Che cosa chiedete a Rama?

«Che lasci e consenta la creazione di un governo provvisorio con l’incarico di preparare elezioni libere, “conditio sine qua non” per garantire la pace sociale in Albania. Due anni fa, il 19 maggio, firmammo un accordo per andare a elezioni, ma è fallito, non lo ha rispettato.

Con Rama elezioni libere non sono possibili. La battaglia è durissima, ma queste proteste sono state una lezione che spero Rama capisca, altrimenti avrà giorni difficili e la sua fine sarà terribile, la gente potrebbe ucciderlo, lo getterà nel fiume».

La comunità internazionale ha condannato le violenze…

«La violenza vera è violare il diritto di voto. Le proteste continueranno finché le nostre richieste non saranno accolte. Indietro non torniamo. Non sono più gli studenti a protestare, sono i cittadini. La situazione è critica».

Edi Rama è il premier architetto, artista, aperto all’Europa?

«Solo un’illusione. Edi Rama è l’uomo che ha protestato pubblicamente contro l’ingresso di Tirana nella Nato, ha bloccato per due anni lo status di candidato dell’Albania all’ingresso nella UE perché non faceva votare tre leggi per le quali poi è arrivato il consenso della commissione europea.
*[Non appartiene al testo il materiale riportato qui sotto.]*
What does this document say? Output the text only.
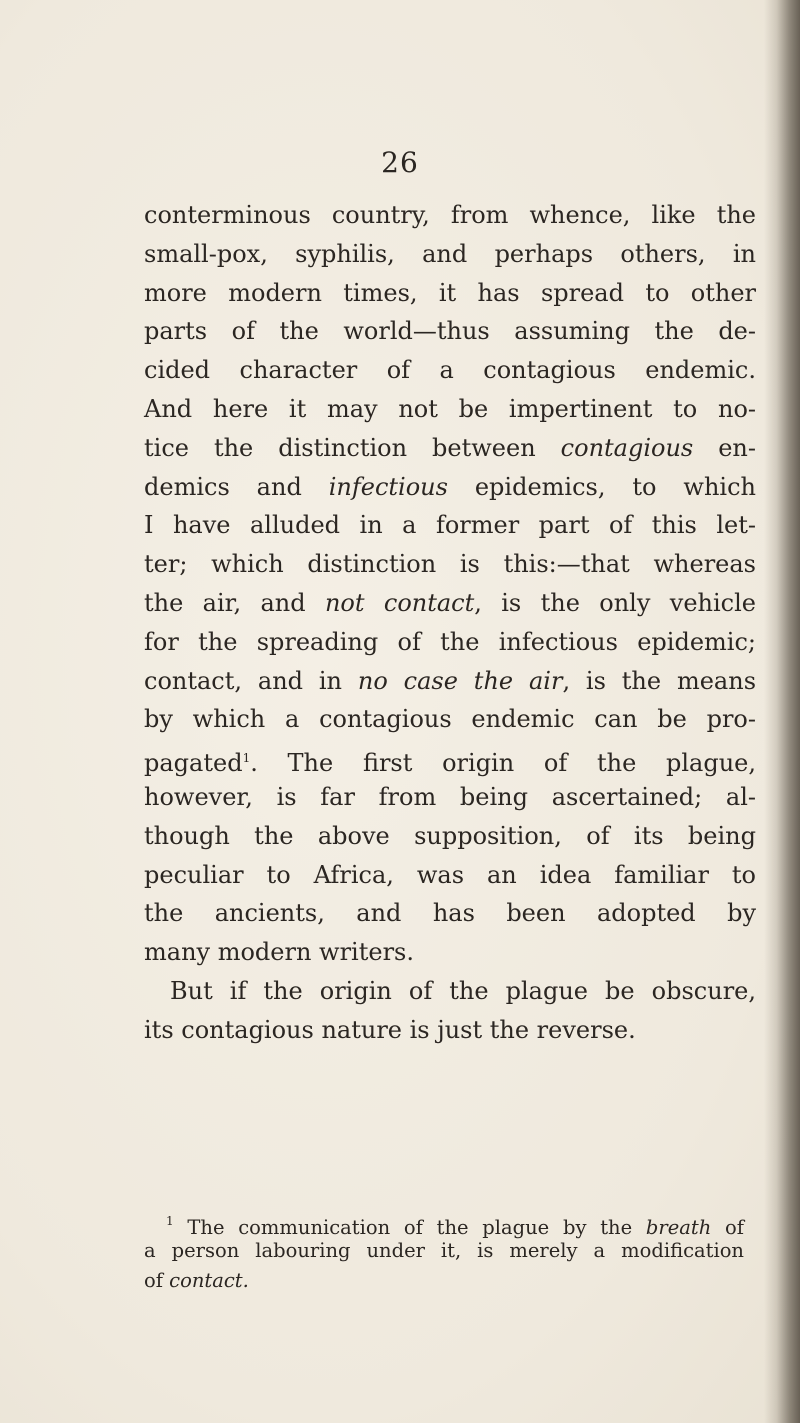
26
conterminous country, from whence, like the
small-pox, syphilis, and perhaps others, in
more modern times, it has spread to other
parts of the world—thus assuming the de-
cided character of a contagious endemic.
And here it may not be impertinent to no-
tice the distinction between contagious en-
demics and infectious epidemics, to which
I have alluded in a former part of this let-
ter; which distinction is this:—that whereas
the air, and not contact, is the only vehicle
for the spreading of the infectious epidemic;
contact, and in no case the air, is the means
by which a contagious endemic can be pro-
pagated$^1$. The first origin of the plague,
however, is far from being ascertained; al-
though the above supposition, of its being
peculiar to Africa, was an idea familiar to
the ancients, and has been adopted by
many modern writers.
But if the origin of the plague be obscure,
its contagious nature is just the reverse.
$^1$ The communication of the plague by the breath of
a person labouring under it, is merely a modification
of contact.
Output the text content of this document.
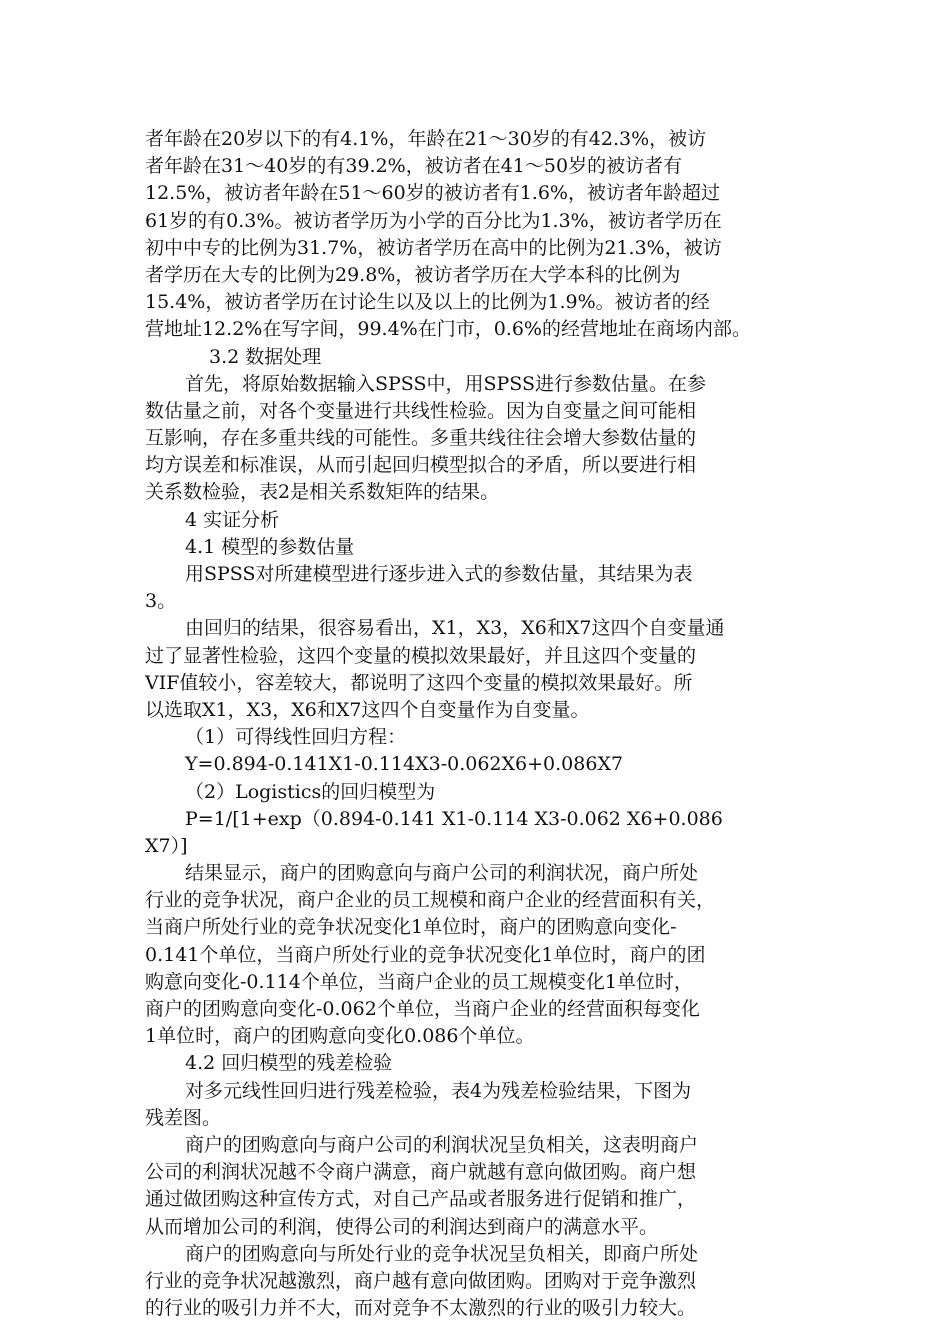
者年龄在20岁以下的有4.1%，年龄在21～30岁的有42.3%，被访
者年龄在31～40岁的有39.2%，被访者在41～50岁的被访者有
12.5%，被访者年龄在51～60岁的被访者有1.6%，被访者年龄超过
61岁的有0.3%。被访者学历为小学的百分比为1.3%，被访者学历在
初中中专的比例为31.7%，被访者学历在高中的比例为21.3%，被访
者学历在大专的比例为29.8%，被访者学历在大学本科的比例为
15.4%，被访者学历在讨论生以及以上的比例为1.9%。被访者的经
营地址12.2%在写字间，99.4%在门市，0.6%的经营地址在商场内部。
3.2 数据处理
首先，将原始数据输入SPSS中，用SPSS进行参数估量。在参
数估量之前，对各个变量进行共线性检验。因为自变量之间可能相
互影响，存在多重共线的可能性。多重共线往往会增大参数估量的
均方误差和标准误，从而引起回归模型拟合的矛盾，所以要进行相
关系数检验，表2是相关系数矩阵的结果。
4 实证分析
4.1 模型的参数估量
用SPSS对所建模型进行逐步进入式的参数估量，其结果为表
3。
由回归的结果，很容易看出，X1，X3，X6和X7这四个自变量通
过了显著性检验，这四个变量的模拟效果最好，并且这四个变量的
VIF值较小，容差较大，都说明了这四个变量的模拟效果最好。所
以选取X1，X3，X6和X7这四个自变量作为自变量。
（1）可得线性回归方程：
Y=0.894-0.141X1-0.114X3-0.062X6+0.086X7
（2）Logistics的回归模型为
P=1/[1+exp（0.894-0.141 X1-0.114 X3-0.062 X6+0.086
X7）]
结果显示，商户的团购意向与商户公司的利润状况，商户所处
行业的竞争状况，商户企业的员工规模和商户企业的经营面积有关，
当商户所处行业的竞争状况变化1单位时，商户的团购意向变化-
0.141个单位，当商户所处行业的竞争状况变化1单位时，商户的团
购意向变化-0.114个单位，当商户企业的员工规模变化1单位时，
商户的团购意向变化-0.062个单位，当商户企业的经营面积每变化
1单位时，商户的团购意向变化0.086个单位。
4.2 回归模型的残差检验
对多元线性回归进行残差检验，表4为残差检验结果，下图为
残差图。
商户的团购意向与商户公司的利润状况呈负相关，这表明商户
公司的利润状况越不令商户满意，商户就越有意向做团购。商户想
通过做团购这种宣传方式，对自己产品或者服务进行促销和推广，
从而增加公司的利润，使得公司的利润达到商户的满意水平。
商户的团购意向与所处行业的竞争状况呈负相关，即商户所处
行业的竞争状况越激烈，商户越有意向做团购。团购对于竞争激烈
的行业的吸引力并不大，而对竞争不太激烈的行业的吸引力较大。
E non rispetta alcuna regola europea. Ha strettissimi legami con criminalità e traffico di droga. E coltiva la vecchia idea dei comunisti albanesi del “crimine utile”. Discende dall’alta nomenklatura comunista di Hoxa, suo padre era nel presidium, e “firmò” l’impiccagione di un poeta dissidente».

Qual è il programma dell’opposizione?

«L’integrazione europea, cioè una democrazia e una economia di mercato funzionanti. Siamo decisi a tutto pur di far rispettare lo Stato di diritto e sconfiggere la criminalità. Edi Rama ha aperto il Parlamento agli assassini. La mia uscita di scena è senza ritorno. Ma farò di tutto perché gli albanesi votino come tutti i cittadini europei. Siamo l’unico paese in Europa con una semi-dittatura come in Venezuela».